「ちょっと傍聴していただけで何をする!」

 堂々と言う走電。

「いやぁ、そこは別にいいんですけどね。貴方、強そうなんで……」

 堂々と言うアデル。
 爆発で抉れた地面を挟み、走電とアデルは向かい合っていた。走電が爆破の直撃をどうやって避けたかというと、気合というほかない。

「戦いましょう!」

 アデルの持つリボルバーカノンが、ガシャンと重厚な音を立て、地面に落ちた。

「?」

 明らかに主戦力っぽい武器を簡単に手放したアデル。その様に疑問を覚えるのは、このレベルの戦いでは少し油断が過ぎる。走電の目の前に突然アデルは現れ、例えるなら一般人VSトラックという例えが正しい拳を、その腹部に見舞った。

「お×っ!」

 声にならない声を出せず、人間離れしたパワーを不意に受けた走電は、紙くずのように吹き飛ばされ、天井に一度叩きつけられ、突き破る寸前でゴミ箱のカウンターに落ちた。

「……もしかして、終わりました?」

 型も何もない、ただ、パワーだけを叩きつけるアデルの構えは、終わったあとにも何もない。だらりと両腕をたらし、立ち上がってくるならもう一度叩きつけるだけ。

「あ、やばい、おわ、終わ……る……」

 ガラガラとカウンターやら天井やらの瓦礫をどけて、血を吐きながら立ち上がった走電。もちろん満身創痍である。なるほど、最初の爆発はリボルバーカノンではなく、素手のパワーか。

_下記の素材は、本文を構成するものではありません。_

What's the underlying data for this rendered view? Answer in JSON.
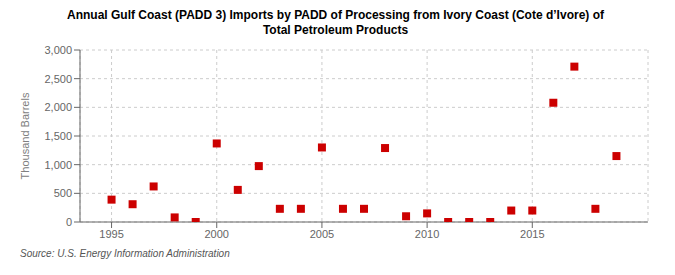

「あれ? あれを喰らって立ち上がれました? 貴方本当に人間ですか」

「俺の台詞なんだがな……」

 顎にまで滴った血を拭い、走電は、

「うん、こいつは『俺』、じゃ駄目だな。よし、『僕』で行くか……」

「?」

 今度はアデルが油断する番だった。

「初めまして、アデルさん。次は僕、『スタイナー』がお相手しましょう」

 ジョーカー仮面で走電の顔は見えない。だから、唯一『走電』を識別できる、走電の声色が、確かに変わったのをアデルは感じることができた。
 刹那、『スタイナー』もその場から消え、アデルの背後を取った。